The next document on which counsel relied was the balance sheet of Mr Cole's affairs as at 30 June 1973 which accompanied the 1973 return of income and disclosed as capital profit:

``Surplus arising on sale of farmlands $175,015.30.''

The balance sheet of Mr Cole accompanying the 1974 return of income contained the statement: ``surplus arising on sale of farmlands $88,346.87.''

Counsel for Mr Cole argued that, when these documents are read together, they constitute full and true disclosure of all the material facts necessary for the assessment. Reliance was placed upon a number of the reported cases including
Foster v. F.C. of T. (1951) 82 C.L.R. 606;
Australasian Jam Co. Pty. Limited v. F.C. of T. (1953) 10 A.T.D. 217;
Austin Distributors Pty. Limited v. F.C. of T. (1964) 13 A.T.D. 429;
W. Thomas & Co. Pty. Limited v. F.C. of T. (1965) 14 A.T.D. 78 and
Watson v. F.C. of T. 84 ATC 4606.

The statement in the note to the 1970 return of income of Mr Cole that the profit when made from the sale of Green's, Smith's and McRitchie's would be returned as taxable income was an assurance which was not honoured. Also Green's was never identified as a farming property. The 1973 and 1974 returns refer simply to the surplus arising on the sale of farmlands and treat it as a capital receipt, statements inconsistent in the balance sheets of Mr Cole for those two years with the promises held out in the 1970 returns. I do not see how an assurance in an earlier return of income that profits when realised from the sale of land will be returned as taxable income which is not honoured, when coupled with the fact that in the later years of income the profits are treated inconsistently with the earlier promise, namely, as a capital receipt, can be relied on to constitute full and true disclosure of all material facts necessary for the assessment. Plainly all the relevant facts were not disclosed in either the 1970 or 1973 or 1974 returns of income or any combination of them.

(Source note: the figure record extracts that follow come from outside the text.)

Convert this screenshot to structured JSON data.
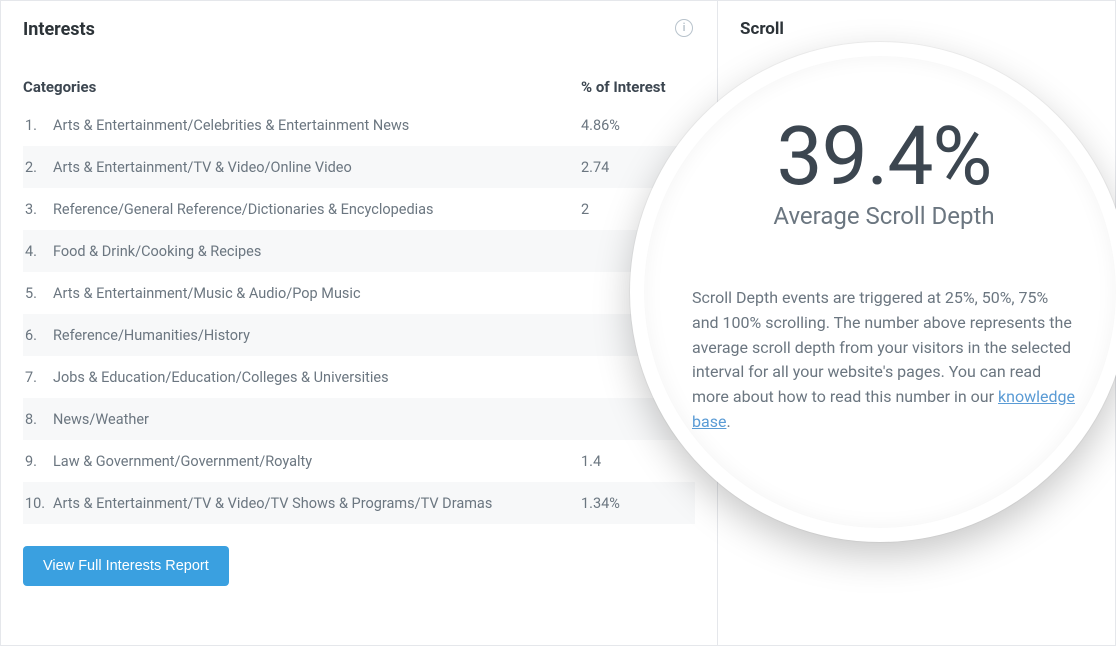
{
  "colors": {
    "panel_border": "#e5e7eb",
    "text_strong": "#2c3338",
    "text_header": "#3c4650",
    "text_muted": "#6b7680",
    "row_stripe": "#f7f8f9",
    "button_bg": "#3aa0e0",
    "button_text": "#ffffff",
    "link": "#5a9bd5",
    "info_icon": "#b8c3cc",
    "background": "#ffffff"
  },
  "interests": {
    "title": "Interests",
    "columns": {
      "category": "Categories",
      "percent": "% of Interest"
    },
    "rows": [
      {
        "n": "1.",
        "category": "Arts & Entertainment/Celebrities & Entertainment News",
        "percent": "4.86%"
      },
      {
        "n": "2.",
        "category": "Arts & Entertainment/TV & Video/Online Video",
        "percent": "2.74"
      },
      {
        "n": "3.",
        "category": "Reference/General Reference/Dictionaries & Encyclopedias",
        "percent": "2"
      },
      {
        "n": "4.",
        "category": "Food & Drink/Cooking & Recipes",
        "percent": ""
      },
      {
        "n": "5.",
        "category": "Arts & Entertainment/Music & Audio/Pop Music",
        "percent": ""
      },
      {
        "n": "6.",
        "category": "Reference/Humanities/History",
        "percent": ""
      },
      {
        "n": "7.",
        "category": "Jobs & Education/Education/Colleges & Universities",
        "percent": ""
      },
      {
        "n": "8.",
        "category": "News/Weather",
        "percent": ""
      },
      {
        "n": "9.",
        "category": "Law & Government/Government/Royalty",
        "percent": "1.4"
      },
      {
        "n": "10.",
        "category": "Arts & Entertainment/TV & Video/TV Shows & Programs/TV Dramas",
        "percent": "1.34%"
      }
    ],
    "button_label": "View Full Interests Report"
  },
  "scroll": {
    "title": "Scroll",
    "metric_value": "39.4%",
    "metric_label": "Average Scroll Depth",
    "description_pre": "Scroll Depth events are triggered at 25%, 50%, 75% and 100% scrolling. The number above represents the average scroll depth from your visitors in the selected interval for all your website's pages. You can read more about how to read this number in our ",
    "description_link_text": "knowledge base",
    "description_post": "."
  }
}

Further, as was observed by Stephen J. in
A.L. Hamblin Equipment Pty. Limited v. F.C. of T. 74 ATC 4001; (1974) 130 C.L.R. 159 at ATC p. 4011; C.L.R. p. 175:

``where the taxing legislation fixes upon a taxpayer's purpose as decisive of liability to tax, as does sec. 26(a), it appears to me to be inescapable that full disclosure calls for disclosure of the relevant purpose.''

Plainly no such full disclosure was made in this case. The Full High Court allowed in part the appeal from the judgment of Stephen J., but his Honour's observations with respect to sec. 170 were not overruled: see 74 ATC 4310; (1974) 131 C.L.R. 570. See also
Watson v. F.C. of T. 83 ATC 4336 per Kennedy J. at p. 4351. The submissions of counsel for Mr Cole with respect to full and true disclosure fail.

In my opinion it has not been established that the Tribunal fell into error in any relevant respect. The appeals should be dismissed with costs.